NEIL ARMSTRONG (Desmond Dekker): Ohhhh-ho, the Israelites…

Goodman's over-caffeinated Long Island squawk was hardly Cronkite-like, but that was just part of the joke. In Goodman's heyday, journalism and show-biz existed in roughly separate spheres, which is why the humor worked then — and why it doesn't now. It was absurd to think of politicians and journalists in a pop cultural context, but today, presidential appearances are carefully staged media creations, the New York Times covers celebrity feuds and a former morning chat-show host anchors a nightly network newscast.

Things were a lot less fragmented then — we all watched the same sitcoms, movies and nightly news shows; everyone got the reference points and a lot more people followed the news. (Almost twice as many Americans watched the nightly news in the '70s as do now.) Goodman documented the nation's mood during the Nixon and Ford eras with tracks like "Watergrate" [sic], "The Constitution," "Mr.

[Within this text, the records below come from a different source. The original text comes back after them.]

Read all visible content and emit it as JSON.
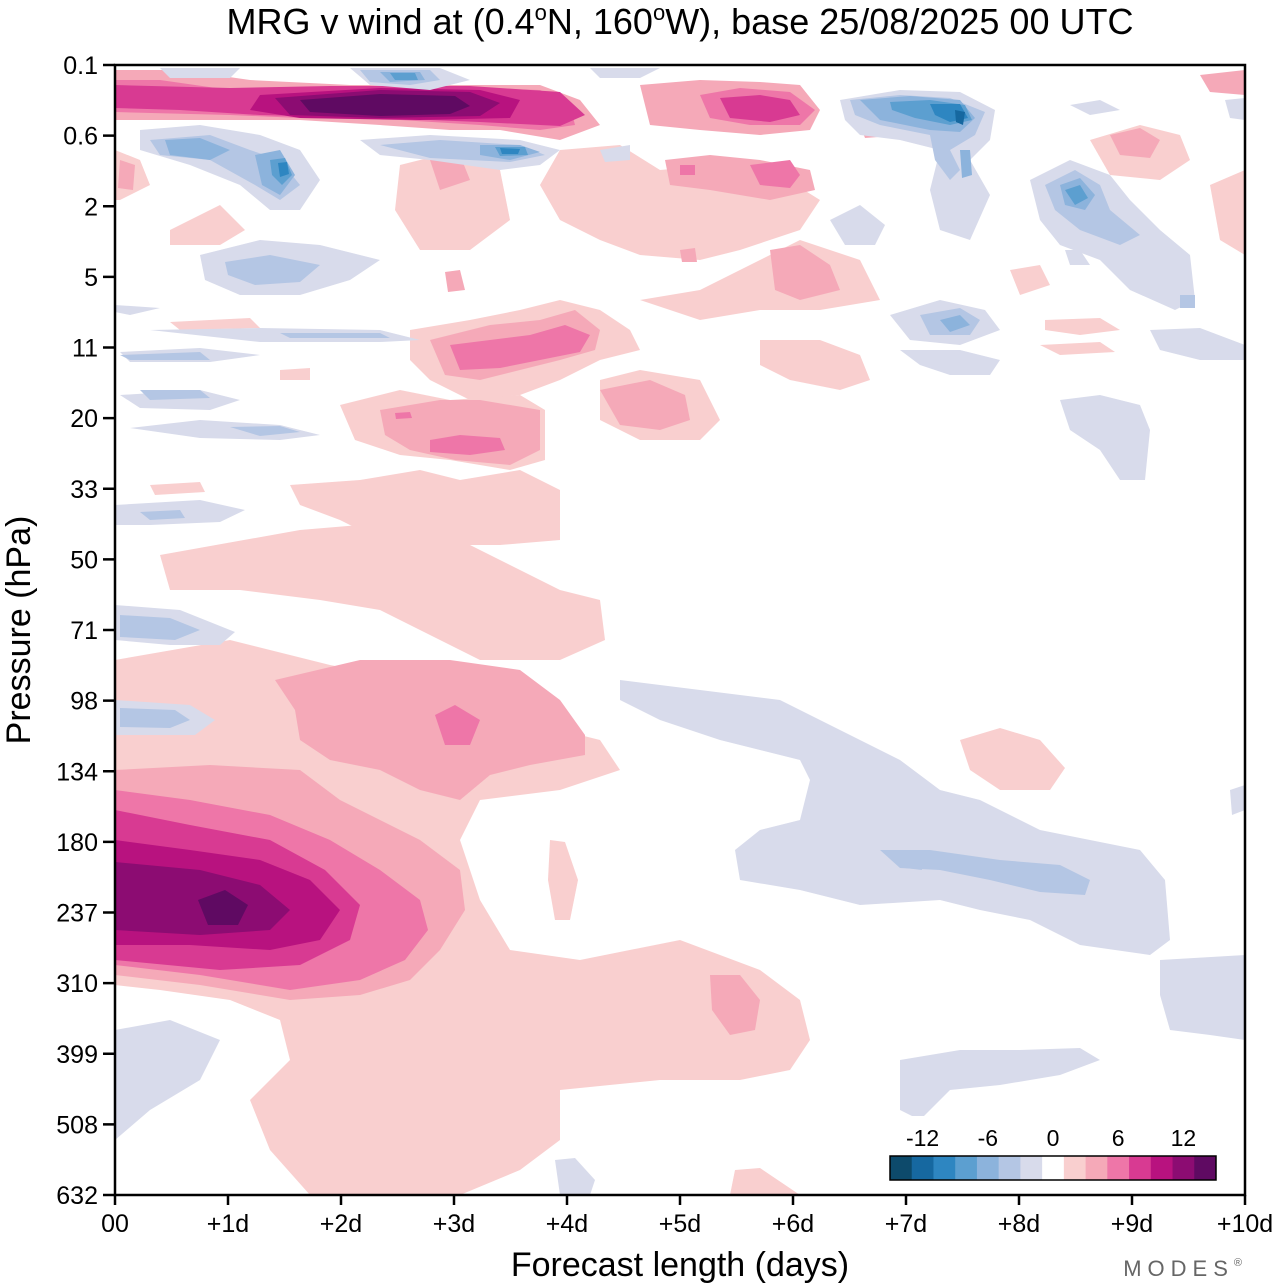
{
  "chart_data": {
    "type": "heatmap",
    "title_parts": {
      "prefix": "MRG v wind at (0.4",
      "deg1": "o",
      "mid": "N, 160",
      "deg2": "o",
      "suffix": "W),  base 25/08/2025  00 UTC"
    },
    "xlabel": "Forecast length (days)",
    "ylabel": "Pressure (hPa)",
    "x_ticks": [
      "00",
      "+1d",
      "+2d",
      "+3d",
      "+4d",
      "+5d",
      "+6d",
      "+7d",
      "+8d",
      "+9d",
      "+10d"
    ],
    "y_ticks": [
      "0.1",
      "0.6",
      "2",
      "5",
      "11",
      "20",
      "33",
      "50",
      "71",
      "98",
      "134",
      "180",
      "237",
      "310",
      "399",
      "508",
      "632"
    ],
    "xlim": [
      0,
      10
    ],
    "colorbar": {
      "labels": [
        "-12",
        "-6",
        "0",
        "6",
        "12"
      ],
      "levels": [
        -15,
        -13,
        -11,
        -9,
        -7,
        -5,
        -3,
        -1,
        1,
        3,
        5,
        7,
        9,
        11,
        13,
        15
      ],
      "colors": [
        "#0d4a6b",
        "#1668a0",
        "#2e86c1",
        "#5c9fd0",
        "#8cb3dc",
        "#b4c6e4",
        "#d8dbeb",
        "#ffffff",
        "#f9cfcf",
        "#f5a9b8",
        "#ee76a8",
        "#d83a92",
        "#b8127f",
        "#8c0c72",
        "#5f0a62"
      ]
    },
    "features": [
      {
        "name": "tropopause-positive-core",
        "x": [
          0,
          3.5
        ],
        "level": "237",
        "peak_value": 13
      },
      {
        "name": "stratopause-positive-band",
        "x": [
          0,
          4.2
        ],
        "level": "0.3",
        "peak_value": 13
      },
      {
        "name": "mid-forecast-positive",
        "x": [
          5,
          7
        ],
        "level": "0.3",
        "peak_value": 9
      },
      {
        "name": "upper-negative-patch",
        "x": [
          6.5,
          7.5
        ],
        "level": "0.3",
        "peak_value": -11
      },
      {
        "name": "lower-negative-band",
        "x": [
          5.5,
          9.5
        ],
        "level": "180-310",
        "peak_value": -5
      }
    ]
  },
  "branding": {
    "text": "MODES",
    "mark": "®"
  }
}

President," "Inflation in the Nation," and "Energy Crisis" (which made it into the Top 40), rarely taking sides, merely weathervaning with popular sentiment. At the same time, he dipped into the blaxploitation movie trend with a couple of his best productions, "Superfly Meets Shaft" (another top 40 hit) and "Soul President Number One."

Goodman kept recording and releasing records for years, and his work always popped up on Top 40 radio or the widely syndicated Dr. Demento show, but nothing made a significant dent in the charts until Goodman jumped the shark. It's hard to convey the obsession America had with Jaws, both as a magnificently scary film and as an unparalleled blockbuster — in the summer of '75, it was all anyone could talk about. Goodman took note, and with James Taylor, the Eagles, the Captain and Tennille, the Bee Gees, and other Bicentennial-era superstars on board, "Mr. Jaws," reached #4 on the pop charts and went gold, his biggest success since "The Flying Saucer" 19 years earlier. The following year, Goodman tried to ride the coattails of another movie monster — the would-be blockbuster remake of King Kong — but "Kong" bombed even worse than the movie. Dickie Goodman never charted again.

I was working at MTV News in late 1989 when a call came in from Goodman's son Jon: Broke and broken-hearted, Dickie had shot himself to death. I don't know which was a bigger shock — that someone so patently goofy could do such a thing to themselves, or the sudden realization that the same guy had made all those records for all those years. It's too bad — not only did Goodman miss out on using Pro Tools and probably never had the satisfaction of hearing sophisticated progeny like Plunderphonics and Negativland, not to mention documenting the fall of the Berlin Wall (just a few days after his death), Seinfeld, the O.J. trial, The Simpsons, the Internet, President Clinton's infidelities, Titanic, or the Iraq fiasco; he also never had the chance to sample hit songs that were composed of samples themselves. I'm not saying Dickie Goodman was a comic genius, but he was a visionary and part of the nation's pop cultural landscape. As another casualty of the American dream once said, "Attention must be paid."